2 aprile 2026

La mia vita raccontata male, Claudio Bisio al Ponchielli dà passione ai testi di Francesco Piccolo

La stagione di Prosa del teatro Ponchielli chiude i battenti e lo fa con uno spettacolo dai toni leggeri. Con vene di malinconia e divertita biografia: La mia vita raccontata male (Produzione Teatro Nazionale di Genova). Mattatore della serata l’attore Claudio Bisio che, con la regia e la drammaturgia di Giorgio Gallione, ha assemblato in maniera ironica e divertente ampi brani dei romanzi di uno scrittore tra i più letti in Italia: Francesco Piccolo. Un ottimo lavoro quello del duo Bisio/Gallione che ha saputo scegliere parti molto adatte per una rappresentazione che è creata per un palcoscenico e non per un set televisivo. Brani in alcuni casi molto intensi. In altri particolarmente gioiosi, sempre segnati di quella capacità di Piccolo di far riflettere sulla quotidianità dell’uomo del Ventesimo secolo. 

Decisiva la scelta di organizzare il tutto come una sorta di autobiografia mutuando il titolo de La mia vita disegnata male. E tutto sommato è anche questa un’immagine, di certo non iconografica, ma costituita da parole. Di memorie che affondano le radici nei personaggi e negli eventi del nostro Paese. 

Riflessioni Pensieri sparsi. Sogni, a volte rimasti, per molti anni, chiusi in un cassetto. Preoccupazioni e problemi che angustiano la nostra società contemporanea. E del resto quando si ricostruiscono le tappe di una vita c’è sempre la tendenza ad enfatizzare. A guardare con un occhio anche particolarmente melanconico quello che è stato il passato: che più non torma.
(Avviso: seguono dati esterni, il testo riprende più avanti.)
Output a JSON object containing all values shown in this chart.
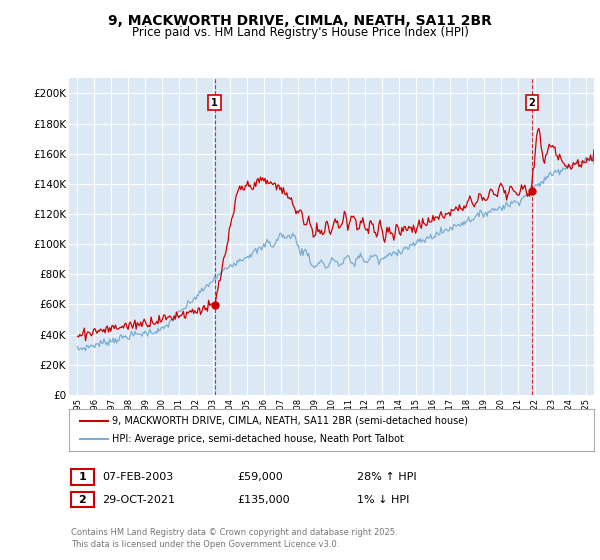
{
  "title": "9, MACKWORTH DRIVE, CIMLA, NEATH, SA11 2BR",
  "subtitle": "Price paid vs. HM Land Registry's House Price Index (HPI)",
  "ylabel_ticks": [
    0,
    20000,
    40000,
    60000,
    80000,
    100000,
    120000,
    140000,
    160000,
    180000,
    200000
  ],
  "ylabel_labels": [
    "£0",
    "£20K",
    "£40K",
    "£60K",
    "£80K",
    "£100K",
    "£120K",
    "£140K",
    "£160K",
    "£180K",
    "£200K"
  ],
  "xlim": [
    1994.5,
    2025.5
  ],
  "ylim": [
    0,
    210000
  ],
  "sale1_date": "07-FEB-2003",
  "sale1_price": 59000,
  "sale1_price_str": "£59,000",
  "sale1_pct": "28% ↑ HPI",
  "sale2_date": "29-OCT-2021",
  "sale2_price": 135000,
  "sale2_price_str": "£135,000",
  "sale2_pct": "1% ↓ HPI",
  "sale1_year": 2003.1,
  "sale2_year": 2021.83,
  "line_color_red": "#cc0000",
  "line_color_blue": "#7aadd4",
  "bg_color": "#dce9f5",
  "grid_color": "#ffffff",
  "legend_label_red": "9, MACKWORTH DRIVE, CIMLA, NEATH, SA11 2BR (semi-detached house)",
  "legend_label_blue": "HPI: Average price, semi-detached house, Neath Port Talbot",
  "footer": "Contains HM Land Registry data © Crown copyright and database right 2025.\nThis data is licensed under the Open Government Licence v3.0."
}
Lo spettatore si trova così come davanti a una sorta di specchio che gli rimanda le immagini di quella che può essere stata parte della sua stessa vita. Un momento di riflessione e introspezione personale, seppur lieve e leggera ma che porta con sé comunque valutazioni. Analisi. Bilanci. E ovviamente ricordi. 

Bisio è molto bravo, e questa di certo , non è una novità; soprattutto nella narrazione espressiva dei testi . Non facile su pagine scritte per essere lette e non recitate. Fa tutto con quell’ironia che ha insita nel suo modo di presentarsi al pubblico sia esso quel del semplice cabaret, si quello cinematografico che quello televisivo di una sit com. E’ sempre coinvolgente. Stuzzica il pubblico. Lo porta comunque sempre al punto di una riflessione personale. 
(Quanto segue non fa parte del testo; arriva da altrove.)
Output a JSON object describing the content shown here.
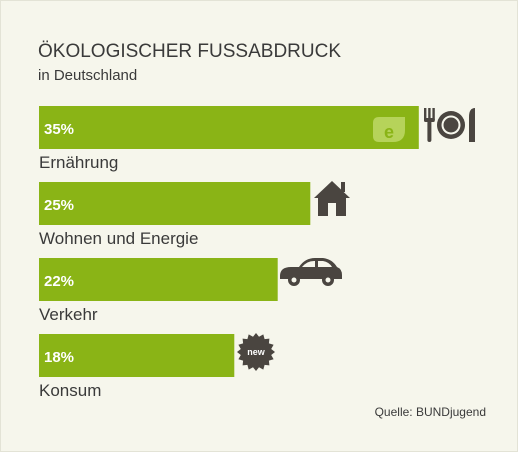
{
  "chart_data": {
    "type": "bar",
    "orientation": "horizontal",
    "title": "ÖKOLOGISCHER FUSSABDRUCK",
    "subtitle": "in Deutschland",
    "categories": [
      "Ernährung",
      "Wohnen und Energie",
      "Verkehr",
      "Konsum"
    ],
    "values": [
      35,
      25,
      22,
      18
    ],
    "value_labels": [
      "35%",
      "25%",
      "22%",
      "18%"
    ],
    "icons": [
      "cutlery-icon",
      "house-icon",
      "car-icon",
      "new-badge-icon"
    ],
    "icon_texts": {
      "new-badge-icon": "new"
    },
    "source": "Quelle: BUNDjugend",
    "colors": {
      "bar": "#8ab416",
      "icon": "#4a4540",
      "text": "#3a3a3a",
      "background": "#f6f6ec"
    }
  }
}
E come in ogni vita che si rispetti la musica ha uno suo ruolo. Molte volte quasi egemonizzate. In altre come semplice colonna sonora, e spesso emotiva, del proprio vivere quotidiano. Ed è per questo che sul palcoscenico restano in scena due grandi musicisti: Marco Bianchi e Pietro Guarracino. Con il sound delle loro chitarre offrono un racconto parallelo: questo volta non di parole ma di suoni. Di motivi riconoscibili e capaci di risvegliare emozioni: vecchie e nuove supportate dalla musica di Paolo Silvestri, raffinato compositore. Molto belle e perfino sognanti le scene e di costumi di Guido Fiorato.

Tributo di pubblico sentito e sincero per Bisio e per Piccolo.